My mom and I had a complicated relationship with dress shopping, but it ended in my parents generously buying me a wedding dress that I loved. But before my mom arrived in New York to go shopping with me, I visited one local store without her — and the experience was a disaster.
I was shopping at a department store with my now-husband. We had our wedding registry there, and we loved browsing the housewares. We passed by the bridal salon while looking at kitchen items, and we decided to stop in, just for fun. (I didn't care if he saw me in the dresses, because I didn't think I was actually going to find one I loved on the first go.)
It turned out that the bridal salon wasn't technically a part of the department store but an independent salon within it. And it didn't take long after we walked in for me to realize that this would not be "just for fun" at all. The entire time we were there, I felt like a second-class customer because of my size.
While the shopping experience may be uncomfortable, a wedding dress will likely be made to order based on your custom measurements if you're at a place where you have to try on a sample size. So theoretically, it should not have mattered that I was a 14, because the store would be taking my measurements anyway. But the saleswoman who was attending to me made me feel like I didn't deserve to be shopping at her salon.
At first, I tried to tell her which styles I liked, based on the dresses that were on display in the showroom. But she quickly told me that all of the ones I preferred wouldn't look good on my figure — and she wouldn't let me try them on. Instead, she made my try on styles that weren't my taste at all. I'd pointed to understated gowns, and she had me trying on things covered in feathers. My feedback didn't matter to her, because she was convinced that this was what I needed to hide my body. I didn't know whether to laugh or cry when I saw myself in the over-the-top dresses.
The worst parts of the experience, though, were her efforts to make sure I knew how difficult it was for her to stuff me into the sample sizes. Struggling with each zipper, she made exasperated grunting noises that my then-fiancé told me he could hear all the way from the showroom. I have never felt less beautiful than I did in that fitting room.

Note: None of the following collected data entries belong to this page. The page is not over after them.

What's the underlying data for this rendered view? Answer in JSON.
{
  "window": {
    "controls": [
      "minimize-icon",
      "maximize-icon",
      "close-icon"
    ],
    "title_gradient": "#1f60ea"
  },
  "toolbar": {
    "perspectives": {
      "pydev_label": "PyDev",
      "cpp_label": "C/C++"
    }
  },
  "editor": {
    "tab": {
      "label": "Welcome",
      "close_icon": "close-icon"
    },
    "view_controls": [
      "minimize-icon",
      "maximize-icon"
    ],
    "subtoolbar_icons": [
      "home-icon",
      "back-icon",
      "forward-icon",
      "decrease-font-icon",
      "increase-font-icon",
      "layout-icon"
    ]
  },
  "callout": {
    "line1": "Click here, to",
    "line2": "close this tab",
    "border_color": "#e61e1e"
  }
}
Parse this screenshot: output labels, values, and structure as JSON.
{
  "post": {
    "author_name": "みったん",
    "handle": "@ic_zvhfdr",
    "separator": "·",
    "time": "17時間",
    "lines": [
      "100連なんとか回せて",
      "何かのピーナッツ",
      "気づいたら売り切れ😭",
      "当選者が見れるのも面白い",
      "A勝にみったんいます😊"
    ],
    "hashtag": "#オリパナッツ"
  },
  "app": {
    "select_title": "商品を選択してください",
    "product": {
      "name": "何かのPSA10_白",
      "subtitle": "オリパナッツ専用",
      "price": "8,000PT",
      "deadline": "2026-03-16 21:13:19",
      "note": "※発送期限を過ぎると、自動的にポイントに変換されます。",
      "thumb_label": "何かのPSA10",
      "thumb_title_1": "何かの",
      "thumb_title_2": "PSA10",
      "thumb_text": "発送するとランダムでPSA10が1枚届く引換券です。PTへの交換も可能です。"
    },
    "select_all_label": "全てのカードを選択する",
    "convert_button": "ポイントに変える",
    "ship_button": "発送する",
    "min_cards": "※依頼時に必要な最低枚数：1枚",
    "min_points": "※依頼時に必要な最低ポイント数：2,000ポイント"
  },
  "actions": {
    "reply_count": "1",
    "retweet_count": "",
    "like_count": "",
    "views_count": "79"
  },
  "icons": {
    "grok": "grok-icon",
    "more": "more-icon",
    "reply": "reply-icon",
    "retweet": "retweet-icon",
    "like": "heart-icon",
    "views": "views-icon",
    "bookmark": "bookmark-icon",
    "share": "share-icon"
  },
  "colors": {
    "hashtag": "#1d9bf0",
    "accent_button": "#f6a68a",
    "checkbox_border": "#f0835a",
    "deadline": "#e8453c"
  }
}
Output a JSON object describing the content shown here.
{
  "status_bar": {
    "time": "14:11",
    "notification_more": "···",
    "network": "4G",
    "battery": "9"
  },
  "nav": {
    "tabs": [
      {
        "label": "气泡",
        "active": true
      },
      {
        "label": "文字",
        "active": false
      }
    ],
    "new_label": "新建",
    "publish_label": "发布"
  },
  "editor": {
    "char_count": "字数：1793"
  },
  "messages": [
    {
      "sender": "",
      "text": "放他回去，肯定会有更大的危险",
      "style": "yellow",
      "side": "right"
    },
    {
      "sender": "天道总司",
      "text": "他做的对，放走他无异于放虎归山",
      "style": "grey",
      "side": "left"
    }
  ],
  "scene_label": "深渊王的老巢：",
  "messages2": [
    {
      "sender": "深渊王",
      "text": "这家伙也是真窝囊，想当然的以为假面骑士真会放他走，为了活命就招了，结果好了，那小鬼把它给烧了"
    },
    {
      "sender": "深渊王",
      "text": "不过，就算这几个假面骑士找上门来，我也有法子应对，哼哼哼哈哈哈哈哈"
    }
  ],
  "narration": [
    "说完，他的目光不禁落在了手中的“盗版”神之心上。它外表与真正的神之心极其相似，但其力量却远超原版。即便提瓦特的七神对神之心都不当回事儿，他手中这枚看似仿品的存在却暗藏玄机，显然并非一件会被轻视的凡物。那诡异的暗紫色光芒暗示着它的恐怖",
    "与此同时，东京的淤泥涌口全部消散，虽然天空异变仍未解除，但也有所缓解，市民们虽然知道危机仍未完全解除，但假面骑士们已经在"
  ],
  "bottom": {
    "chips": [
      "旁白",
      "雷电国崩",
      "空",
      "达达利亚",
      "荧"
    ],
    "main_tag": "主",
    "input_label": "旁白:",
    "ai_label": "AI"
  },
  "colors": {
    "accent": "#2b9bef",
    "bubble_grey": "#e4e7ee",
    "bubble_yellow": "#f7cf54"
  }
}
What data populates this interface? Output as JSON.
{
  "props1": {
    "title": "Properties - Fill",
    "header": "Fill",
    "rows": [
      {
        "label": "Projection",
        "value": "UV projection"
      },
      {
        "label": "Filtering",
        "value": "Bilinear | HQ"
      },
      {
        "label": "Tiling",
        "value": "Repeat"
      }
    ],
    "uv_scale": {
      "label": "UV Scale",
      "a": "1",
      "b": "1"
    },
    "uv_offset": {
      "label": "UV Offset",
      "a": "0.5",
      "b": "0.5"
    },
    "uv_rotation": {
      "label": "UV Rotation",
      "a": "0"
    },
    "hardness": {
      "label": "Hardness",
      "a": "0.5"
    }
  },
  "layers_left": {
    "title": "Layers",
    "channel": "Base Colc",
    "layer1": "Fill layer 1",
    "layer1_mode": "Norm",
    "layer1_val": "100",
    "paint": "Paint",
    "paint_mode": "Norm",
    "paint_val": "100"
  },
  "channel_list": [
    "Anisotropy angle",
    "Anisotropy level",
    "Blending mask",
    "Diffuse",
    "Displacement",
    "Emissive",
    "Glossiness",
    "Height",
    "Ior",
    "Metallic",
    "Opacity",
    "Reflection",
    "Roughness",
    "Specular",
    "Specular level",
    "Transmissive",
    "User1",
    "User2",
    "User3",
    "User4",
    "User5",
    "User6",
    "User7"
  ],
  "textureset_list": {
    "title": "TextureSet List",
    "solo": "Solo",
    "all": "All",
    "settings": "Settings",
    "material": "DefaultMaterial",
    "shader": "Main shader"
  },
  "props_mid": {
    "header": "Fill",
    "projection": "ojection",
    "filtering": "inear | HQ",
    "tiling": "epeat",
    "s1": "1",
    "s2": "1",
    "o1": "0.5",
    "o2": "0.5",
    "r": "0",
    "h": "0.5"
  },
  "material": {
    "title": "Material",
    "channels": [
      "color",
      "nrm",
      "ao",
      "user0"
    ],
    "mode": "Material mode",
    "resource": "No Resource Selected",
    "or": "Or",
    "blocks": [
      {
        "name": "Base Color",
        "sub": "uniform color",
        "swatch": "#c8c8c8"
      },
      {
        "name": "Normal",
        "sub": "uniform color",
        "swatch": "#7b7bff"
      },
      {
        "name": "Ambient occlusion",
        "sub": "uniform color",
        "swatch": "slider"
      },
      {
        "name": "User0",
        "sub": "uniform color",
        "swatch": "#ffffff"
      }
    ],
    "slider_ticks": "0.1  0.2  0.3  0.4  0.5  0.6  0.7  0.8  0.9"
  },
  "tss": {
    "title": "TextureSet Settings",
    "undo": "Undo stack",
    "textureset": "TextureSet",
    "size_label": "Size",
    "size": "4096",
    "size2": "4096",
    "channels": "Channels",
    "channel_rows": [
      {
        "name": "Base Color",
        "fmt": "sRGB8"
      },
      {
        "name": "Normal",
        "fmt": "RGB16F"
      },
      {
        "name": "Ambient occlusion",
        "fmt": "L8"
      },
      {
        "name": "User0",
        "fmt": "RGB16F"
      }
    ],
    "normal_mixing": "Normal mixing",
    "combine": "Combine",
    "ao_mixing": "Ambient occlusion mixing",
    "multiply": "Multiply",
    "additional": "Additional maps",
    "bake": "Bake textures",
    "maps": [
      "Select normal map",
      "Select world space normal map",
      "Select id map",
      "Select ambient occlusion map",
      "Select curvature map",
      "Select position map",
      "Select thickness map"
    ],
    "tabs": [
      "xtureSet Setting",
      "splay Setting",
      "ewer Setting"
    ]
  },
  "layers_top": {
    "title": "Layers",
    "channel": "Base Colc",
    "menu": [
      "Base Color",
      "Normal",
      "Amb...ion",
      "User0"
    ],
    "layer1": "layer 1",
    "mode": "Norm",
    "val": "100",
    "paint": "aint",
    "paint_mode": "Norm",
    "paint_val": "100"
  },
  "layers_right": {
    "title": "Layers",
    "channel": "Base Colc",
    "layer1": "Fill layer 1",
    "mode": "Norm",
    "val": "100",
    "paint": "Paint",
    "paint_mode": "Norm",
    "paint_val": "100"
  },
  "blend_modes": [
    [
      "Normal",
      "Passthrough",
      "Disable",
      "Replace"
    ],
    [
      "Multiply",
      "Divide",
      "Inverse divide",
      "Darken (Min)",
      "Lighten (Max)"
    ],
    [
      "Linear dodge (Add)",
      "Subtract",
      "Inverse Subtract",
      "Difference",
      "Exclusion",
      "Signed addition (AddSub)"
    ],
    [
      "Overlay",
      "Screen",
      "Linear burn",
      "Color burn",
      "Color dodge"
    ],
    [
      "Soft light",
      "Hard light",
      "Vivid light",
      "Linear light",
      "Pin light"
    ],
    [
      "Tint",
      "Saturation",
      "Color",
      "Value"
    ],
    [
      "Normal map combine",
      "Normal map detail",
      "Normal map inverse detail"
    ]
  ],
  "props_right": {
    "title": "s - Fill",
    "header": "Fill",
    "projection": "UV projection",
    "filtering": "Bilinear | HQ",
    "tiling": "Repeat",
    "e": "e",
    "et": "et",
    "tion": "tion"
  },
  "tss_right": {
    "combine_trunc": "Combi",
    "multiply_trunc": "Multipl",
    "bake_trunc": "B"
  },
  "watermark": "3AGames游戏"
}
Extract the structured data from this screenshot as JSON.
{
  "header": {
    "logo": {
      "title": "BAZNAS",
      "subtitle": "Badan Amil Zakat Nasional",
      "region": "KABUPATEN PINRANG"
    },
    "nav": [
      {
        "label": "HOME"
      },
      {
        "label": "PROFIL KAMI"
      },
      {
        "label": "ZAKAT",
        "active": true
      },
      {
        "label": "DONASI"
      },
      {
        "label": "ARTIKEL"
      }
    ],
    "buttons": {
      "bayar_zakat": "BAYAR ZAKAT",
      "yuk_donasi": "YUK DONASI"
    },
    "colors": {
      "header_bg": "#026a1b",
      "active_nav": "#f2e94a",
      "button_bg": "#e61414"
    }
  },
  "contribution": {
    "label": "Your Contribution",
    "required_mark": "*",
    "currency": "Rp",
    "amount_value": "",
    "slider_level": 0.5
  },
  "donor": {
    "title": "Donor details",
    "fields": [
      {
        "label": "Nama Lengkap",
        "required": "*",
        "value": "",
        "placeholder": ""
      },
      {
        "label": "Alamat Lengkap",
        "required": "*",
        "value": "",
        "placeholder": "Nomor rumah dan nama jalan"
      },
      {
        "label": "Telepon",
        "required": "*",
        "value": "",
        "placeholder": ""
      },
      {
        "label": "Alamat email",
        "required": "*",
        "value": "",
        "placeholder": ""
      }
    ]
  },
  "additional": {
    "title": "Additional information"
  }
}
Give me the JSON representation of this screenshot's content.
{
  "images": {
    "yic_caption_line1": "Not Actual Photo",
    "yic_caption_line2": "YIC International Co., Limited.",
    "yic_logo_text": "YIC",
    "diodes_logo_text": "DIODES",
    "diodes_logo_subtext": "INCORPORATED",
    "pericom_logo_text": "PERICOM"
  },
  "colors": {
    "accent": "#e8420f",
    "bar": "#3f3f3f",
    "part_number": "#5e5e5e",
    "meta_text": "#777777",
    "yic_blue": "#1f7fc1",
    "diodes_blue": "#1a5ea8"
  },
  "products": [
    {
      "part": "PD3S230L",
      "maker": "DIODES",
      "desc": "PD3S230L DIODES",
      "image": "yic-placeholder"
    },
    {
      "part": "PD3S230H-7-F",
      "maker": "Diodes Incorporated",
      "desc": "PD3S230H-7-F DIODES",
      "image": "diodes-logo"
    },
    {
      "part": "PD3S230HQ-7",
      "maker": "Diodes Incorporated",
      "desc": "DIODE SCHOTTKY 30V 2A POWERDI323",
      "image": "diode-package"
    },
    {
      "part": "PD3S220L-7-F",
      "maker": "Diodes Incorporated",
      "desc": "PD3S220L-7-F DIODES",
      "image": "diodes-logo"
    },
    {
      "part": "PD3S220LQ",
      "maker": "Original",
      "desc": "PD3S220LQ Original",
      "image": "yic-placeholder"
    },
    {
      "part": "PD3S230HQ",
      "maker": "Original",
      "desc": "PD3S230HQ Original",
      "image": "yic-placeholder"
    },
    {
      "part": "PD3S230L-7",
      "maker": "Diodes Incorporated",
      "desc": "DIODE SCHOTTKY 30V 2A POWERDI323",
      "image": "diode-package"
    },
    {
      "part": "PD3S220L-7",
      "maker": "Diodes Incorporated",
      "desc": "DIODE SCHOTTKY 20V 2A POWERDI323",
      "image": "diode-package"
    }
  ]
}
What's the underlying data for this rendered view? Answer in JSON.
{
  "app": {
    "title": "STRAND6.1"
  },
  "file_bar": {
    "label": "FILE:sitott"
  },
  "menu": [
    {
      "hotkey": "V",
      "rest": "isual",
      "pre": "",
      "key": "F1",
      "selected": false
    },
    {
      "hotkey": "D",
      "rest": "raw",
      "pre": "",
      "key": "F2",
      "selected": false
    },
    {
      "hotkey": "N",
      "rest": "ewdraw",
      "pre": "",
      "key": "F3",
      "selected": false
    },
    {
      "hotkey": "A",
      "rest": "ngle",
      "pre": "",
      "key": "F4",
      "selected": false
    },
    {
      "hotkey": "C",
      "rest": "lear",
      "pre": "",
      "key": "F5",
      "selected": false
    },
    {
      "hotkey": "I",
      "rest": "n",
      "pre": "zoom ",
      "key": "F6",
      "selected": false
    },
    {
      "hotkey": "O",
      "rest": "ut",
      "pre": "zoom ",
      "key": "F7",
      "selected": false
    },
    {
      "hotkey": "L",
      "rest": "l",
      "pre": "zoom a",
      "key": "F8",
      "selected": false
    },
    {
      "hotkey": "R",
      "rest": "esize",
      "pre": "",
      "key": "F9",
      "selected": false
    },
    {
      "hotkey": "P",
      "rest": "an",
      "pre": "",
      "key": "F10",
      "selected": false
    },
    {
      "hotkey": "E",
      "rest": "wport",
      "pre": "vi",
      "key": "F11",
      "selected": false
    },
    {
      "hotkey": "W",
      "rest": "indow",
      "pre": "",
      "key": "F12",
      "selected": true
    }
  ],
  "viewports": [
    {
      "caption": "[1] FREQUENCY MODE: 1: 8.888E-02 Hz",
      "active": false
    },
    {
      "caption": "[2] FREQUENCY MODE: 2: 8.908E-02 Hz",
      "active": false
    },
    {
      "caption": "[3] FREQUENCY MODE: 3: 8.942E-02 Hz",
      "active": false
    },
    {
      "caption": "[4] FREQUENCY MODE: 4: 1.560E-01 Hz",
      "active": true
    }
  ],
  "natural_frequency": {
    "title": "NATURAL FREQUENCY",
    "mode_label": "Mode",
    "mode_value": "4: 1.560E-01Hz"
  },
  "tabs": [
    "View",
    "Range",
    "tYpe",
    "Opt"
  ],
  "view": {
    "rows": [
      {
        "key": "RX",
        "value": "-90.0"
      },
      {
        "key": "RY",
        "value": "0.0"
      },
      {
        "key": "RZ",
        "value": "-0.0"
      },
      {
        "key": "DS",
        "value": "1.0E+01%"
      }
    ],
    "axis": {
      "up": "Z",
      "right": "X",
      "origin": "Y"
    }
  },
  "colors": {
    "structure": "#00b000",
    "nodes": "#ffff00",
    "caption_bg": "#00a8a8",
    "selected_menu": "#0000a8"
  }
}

I know that I am fat. So do the people in my life. Wedding guests are friends and family you've known for years — they know what you look like. I'd much rather be in a dress that I feel beautiful in and one that is my style; I could care less if it's "flattering." I was insulted and surprised that this saleswoman didn't care what my preferences were, considering it was my wedding.
If I had been able to try on the styles I liked — "flattering" cuts be damned — maybe I would have brought my mom back to the salon with me. Instead, we took our business elsewhere. And I never felt body shamed at the fittings I had at the salon where we did get my dress. I hope that if that saleswoman encounters other plus-size brides in the future, she'll be more sensitive to their shopping experience.